The mind/consciousness, as informed by language, gives the body an audience. The body has always born the possibility for discourse. Without the properly in-formed mind, their is no discourse and the body cannot come to light 'as' it can be in a discourse. The listener completes the circuit that potentiates the discourse, formerly latent and now realized.
Language in-forms consciousness so that the body can be listened to for the first time.
The listening that is structurally at the heart of language arises from and returns to its home in the body. The body finds itself, for the first time, in listening's return home. It is dangerous to stray far from home. The world is in the current crisis because of the ways that western thinking has strayed so far from home. It is time to return to that mysterious home that is both essential and provisional and that always calls us to attend. The horizons of existence can be found in this relationship, our birth as a gift and our death as a living reminder that drives us to return home with love and care and careful and respectful attention.

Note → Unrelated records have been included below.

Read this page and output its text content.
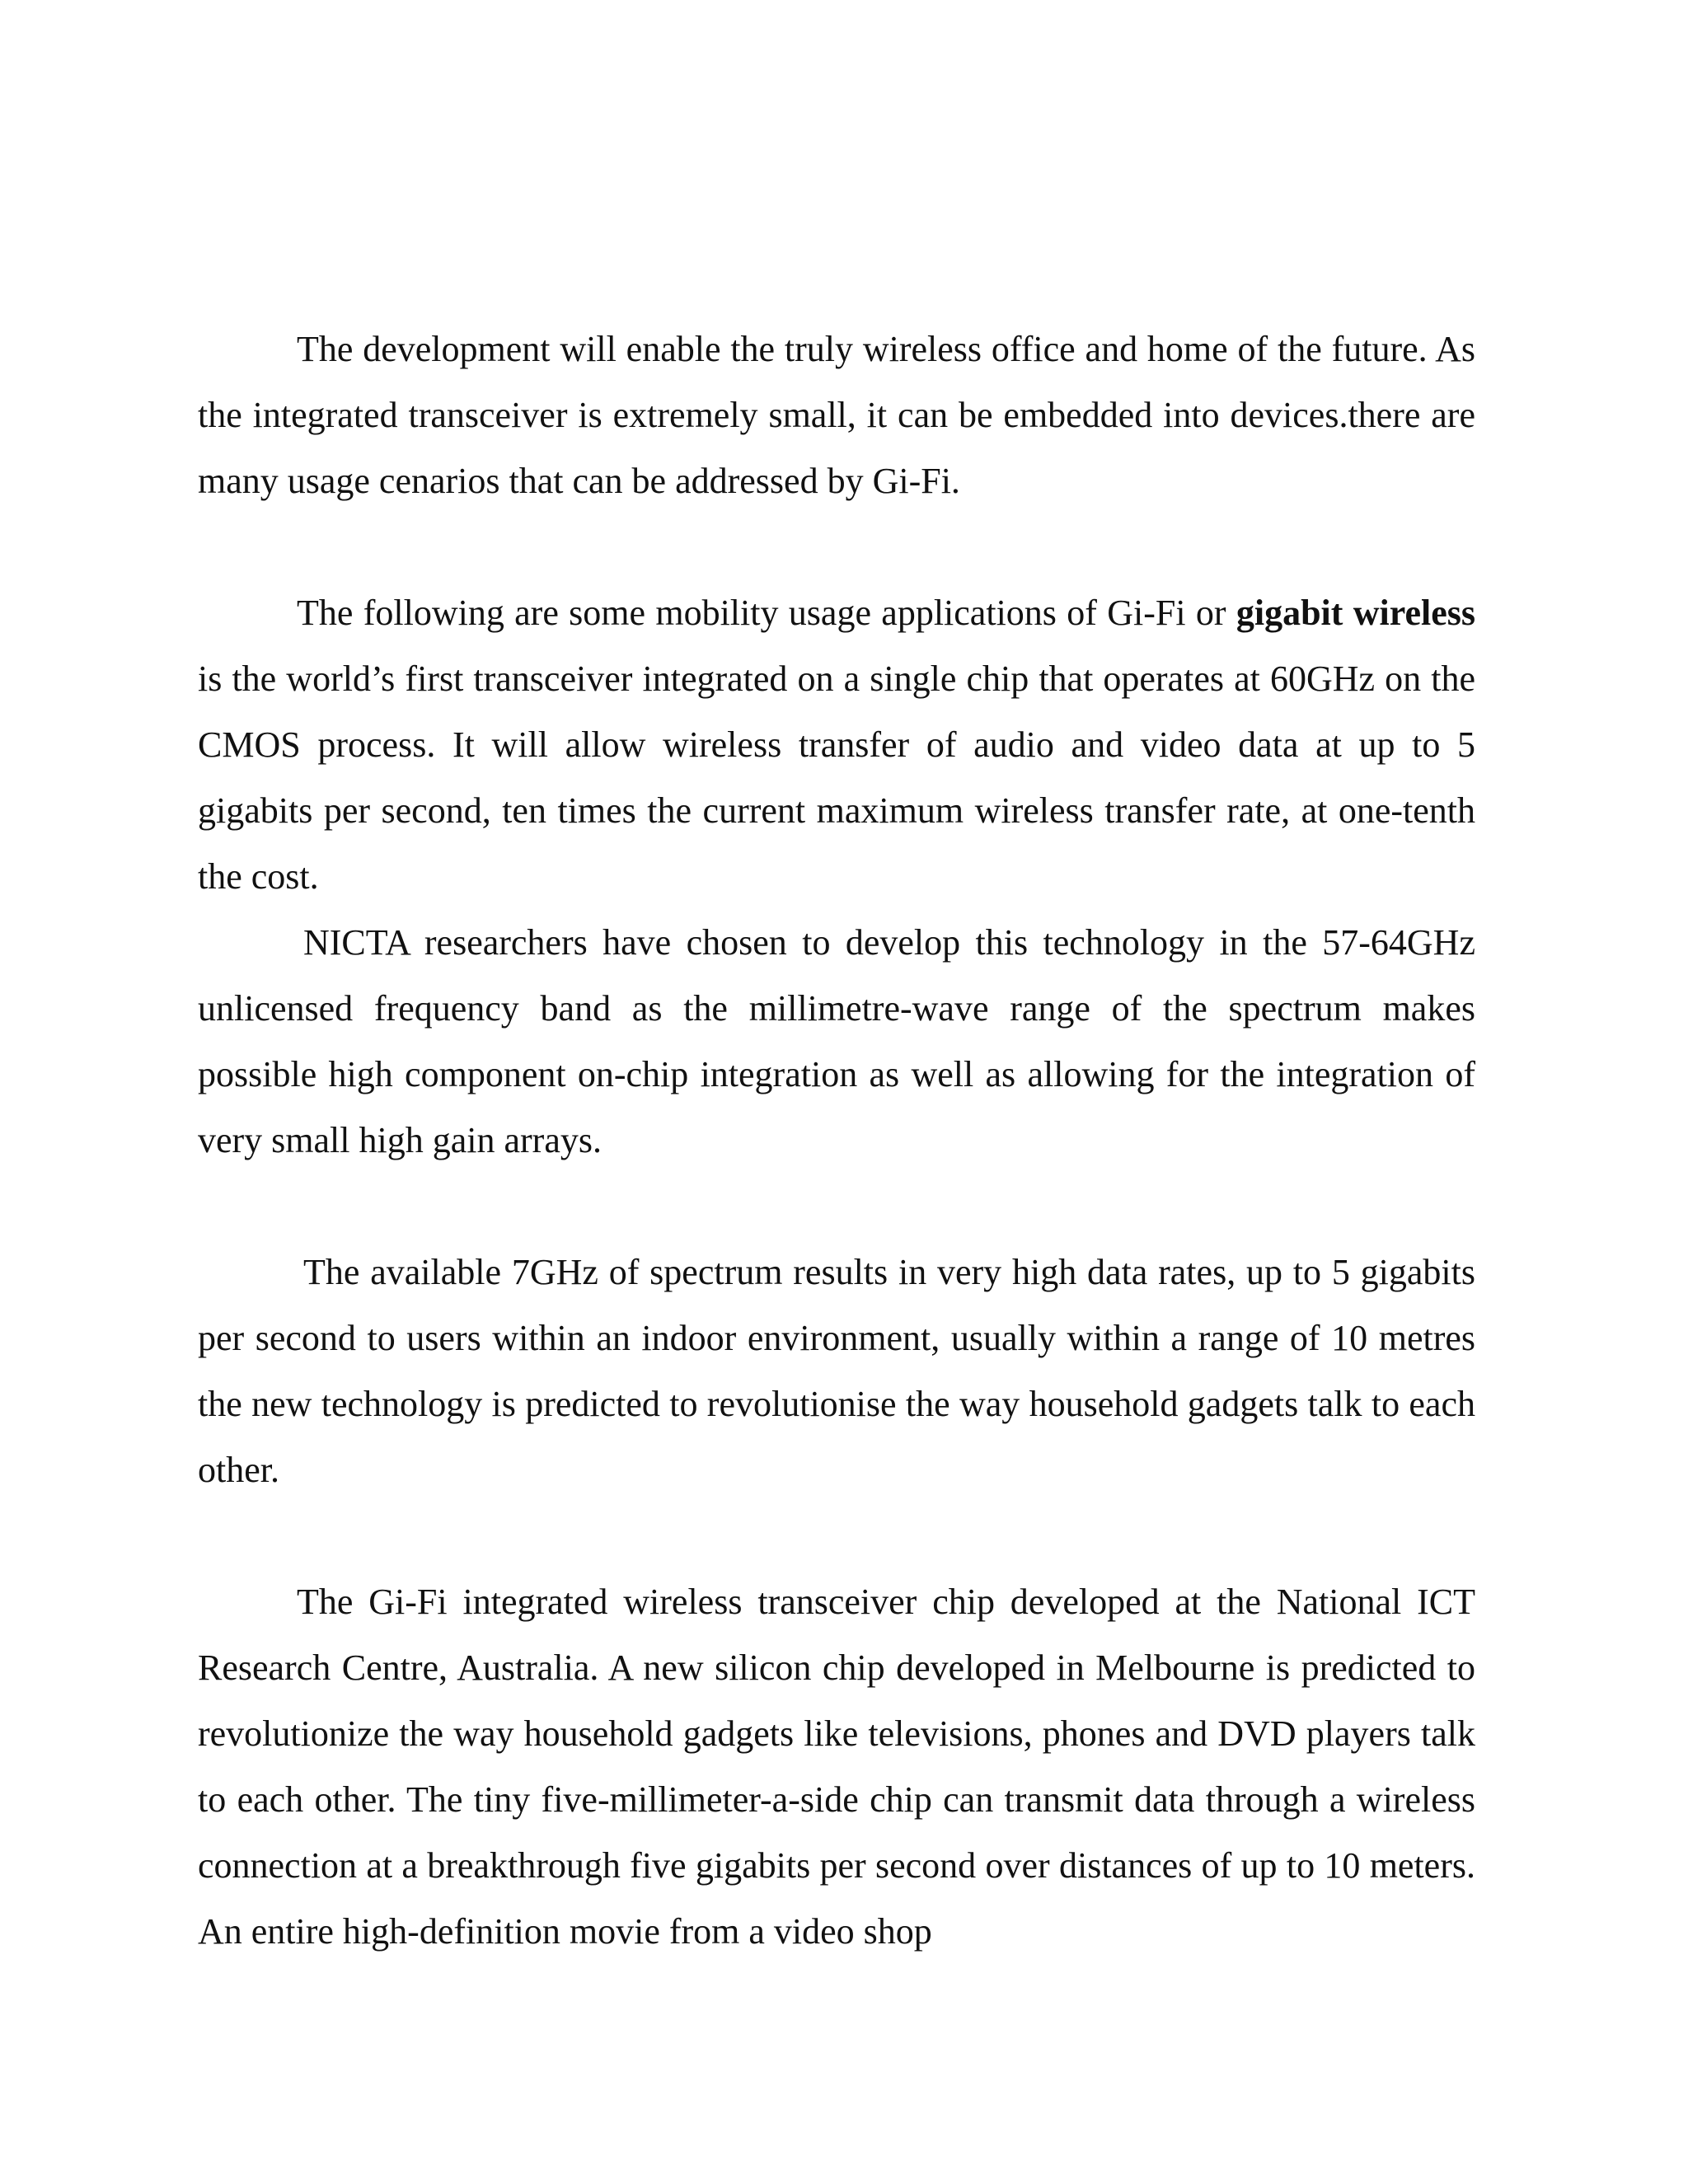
The development will enable the truly wireless office and home of the future. As the integrated transceiver is extremely small, it can be embedded into devices.there are many usage cenarios that can be addressed by Gi-Fi.

The following are some mobility usage applications of Gi-Fi or gigabit wireless is the world’s first transceiver integrated on a single chip that operates at 60GHz on the CMOS process. It will allow wireless transfer of audio and video data at up to 5 gigabits per second, ten times the current maximum wireless transfer rate, at one-tenth the cost.

NICTA researchers have chosen to develop this technology in the 57-64GHz unlicensed frequency band as the millimetre-wave range of the spectrum makes possible high component on-chip integration as well as allowing for the integration of very small high gain arrays.

The available 7GHz of spectrum results in very high data rates, up to 5 gigabits per second to users within an indoor environment, usually within a range of 10 metres the new technology is predicted to revolutionise the way household gadgets talk to each other.

The Gi-Fi integrated wireless transceiver chip developed at the National ICT Research Centre, Australia. A new silicon chip developed in Melbourne is predicted to revolutionize the way household gadgets like televisions, phones and DVD players talk to each other. The tiny five-millimeter-a-side chip can transmit data through a wireless connection at a breakthrough five gigabits per second over distances of up to 10 meters. An entire high-definition movie from a video shop
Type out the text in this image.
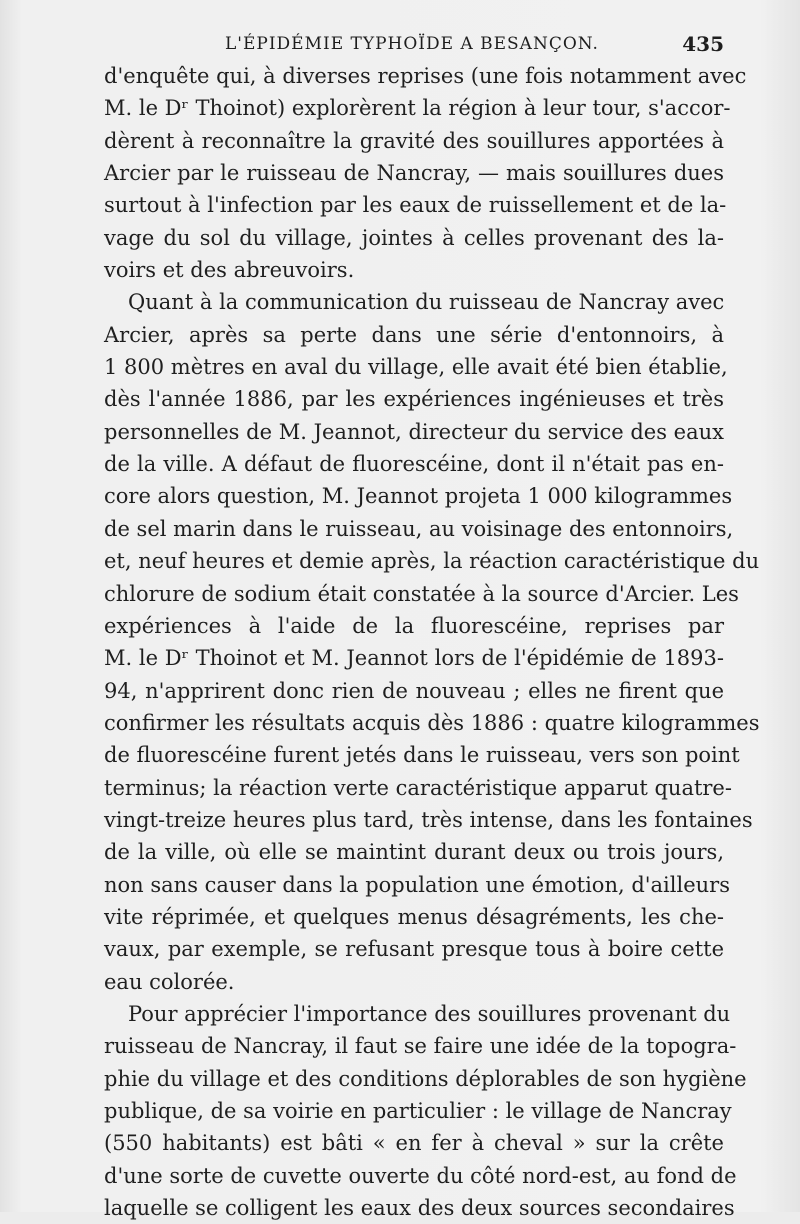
L'ÉPIDÉMIE TYPHOÏDE A BESANÇON.	435
d'enquête qui, à diverses reprises (une fois notamment avec
M. le Dʳ Thoinot) explorèrent la région à leur tour, s'accor-
dèrent à reconnaître la gravité des souillures apportées à
Arcier par le ruisseau de Nancray, — mais souillures dues
surtout à l'infection par les eaux de ruissellement et de la-
vage du sol du village, jointes à celles provenant des la-
voirs et des abreuvoirs.
Quant à la communication du ruisseau de Nancray avec
Arcier, après sa perte dans une série d'entonnoirs, à
1 800 mètres en aval du village, elle avait été bien établie,
dès l'année 1886, par les expériences ingénieuses et très
personnelles de M. Jeannot, directeur du service des eaux
de la ville. A défaut de fluorescéine, dont il n'était pas en-
core alors question, M. Jeannot projeta 1 000 kilogrammes
de sel marin dans le ruisseau, au voisinage des entonnoirs,
et, neuf heures et demie après, la réaction caractéristique du
chlorure de sodium était constatée à la source d'Arcier. Les
expériences à l'aide de la fluorescéine, reprises par
M. le Dʳ Thoinot et M. Jeannot lors de l'épidémie de 1893-
94, n'apprirent donc rien de nouveau ; elles ne firent que
confirmer les résultats acquis dès 1886 : quatre kilogrammes
de fluorescéine furent jetés dans le ruisseau, vers son point
terminus; la réaction verte caractéristique apparut quatre-
vingt-treize heures plus tard, très intense, dans les fontaines
de la ville, où elle se maintint durant deux ou trois jours,
non sans causer dans la population une émotion, d'ailleurs
vite réprimée, et quelques menus désagréments, les che-
vaux, par exemple, se refusant presque tous à boire cette
eau colorée.
Pour apprécier l'importance des souillures provenant du
ruisseau de Nancray, il faut se faire une idée de la topogra-
phie du village et des conditions déplorables de son hygiène
publique, de sa voirie en particulier : le village de Nancray
(550 habitants) est bâti « en fer à cheval » sur la crête
d'une sorte de cuvette ouverte du côté nord-est, au fond de
laquelle se colligent les eaux des deux sources secondaires
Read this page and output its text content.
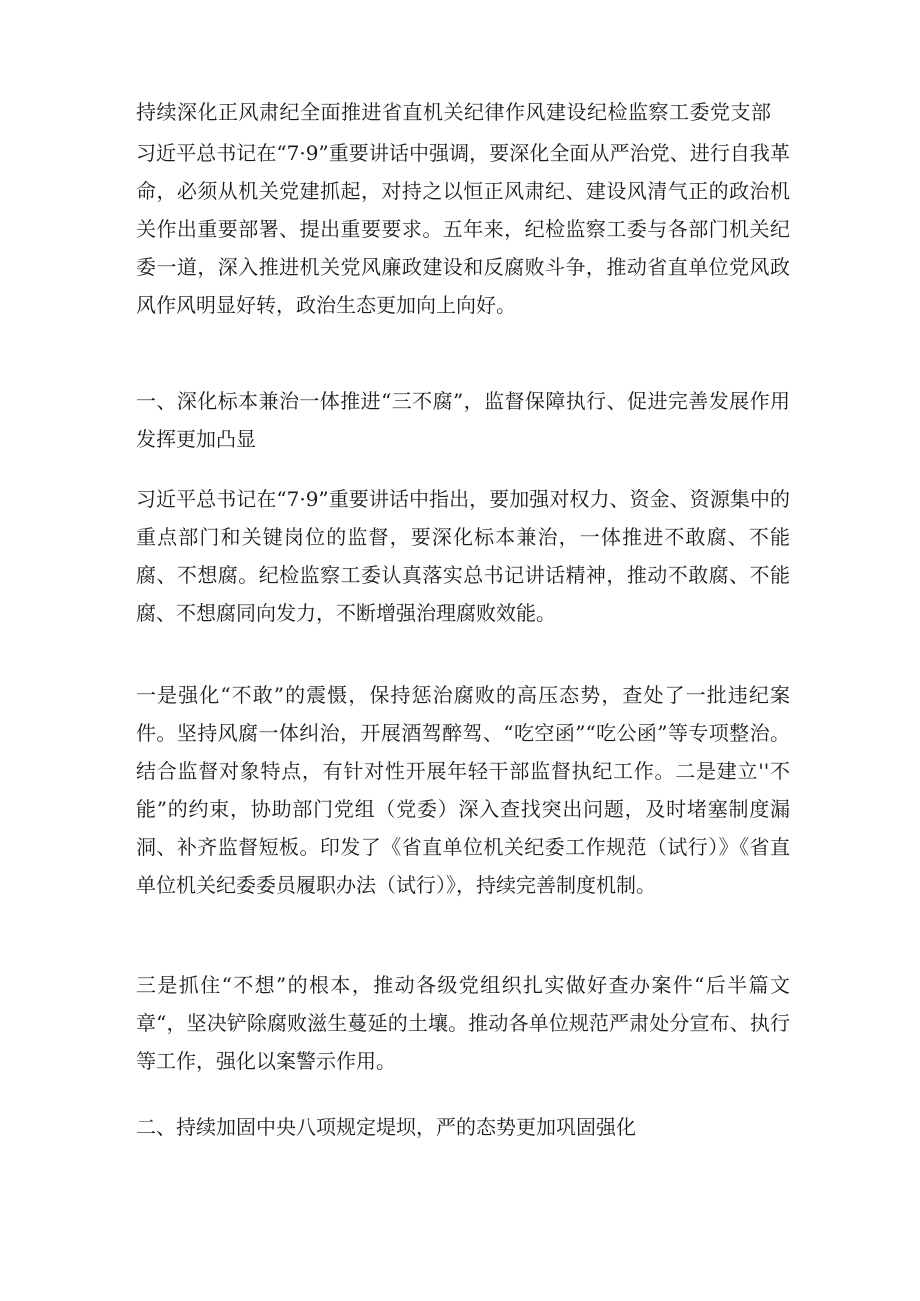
持续深化正风肃纪全面推进省直机关纪律作风建设纪检监察工委党支部

习近平总书记在“7·9”重要讲话中强调，要深化全面从严治党、进行自我革命，必须从机关党建抓起，对持之以恒正风肃纪、建设风清气正的政治机关作出重要部署、提出重要要求。五年来，纪检监察工委与各部门机关纪委一道，深入推进机关党风廉政建设和反腐败斗争，推动省直单位党风政风作风明显好转，政治生态更加向上向好。

一、深化标本兼治一体推进“三不腐”，监督保障执行、促进完善发展作用发挥更加凸显

习近平总书记在“7·9”重要讲话中指出，要加强对权力、资金、资源集中的重点部门和关键岗位的监督，要深化标本兼治，一体推进不敢腐、不能腐、不想腐。纪检监察工委认真落实总书记讲话精神，推动不敢腐、不能腐、不想腐同向发力，不断增强治理腐败效能。

一是强化“不敢”的震慑，保持惩治腐败的高压态势，查处了一批违纪案件。坚持风腐一体纠治，开展酒驾醉驾、“吃空函”“吃公函”等专项整治。结合监督对象特点，有针对性开展年轻干部监督执纪工作。二是建立''不能”的约束，协助部门党组（党委）深入查找突出问题，及时堵塞制度漏洞、补齐监督短板。印发了《省直单位机关纪委工作规范（试行）》《省直单位机关纪委委员履职办法（试行）》，持续完善制度机制。

三是抓住“不想”的根本，推动各级党组织扎实做好查办案件“后半篇文章“，坚决铲除腐败滋生蔓延的土壤。推动各单位规范严肃处分宣布、执行等工作，强化以案警示作用。

二、持续加固中央八项规定堤坝，严的态势更加巩固强化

I believe that western thinking has strayed far from home. I believe that this millennial journey has been a kind of skeptics journey that has born much fruit as well as created much violence. I believe the journey away from home is at an end and that it is time to return home. I believe that our skeptical minds can return to practices - meditation, prayer, religious practices of various kinds, focusing, socially responsible practices, community building practices - and reinvigorate these with a profound and sober and loving skepticism that is intolerant of fundamentalism, that won't accept counterfeit and narcotizing interpretations of these practices, that remains radically open and alive in these grounding and world and self nourishing and nurturing ways of being.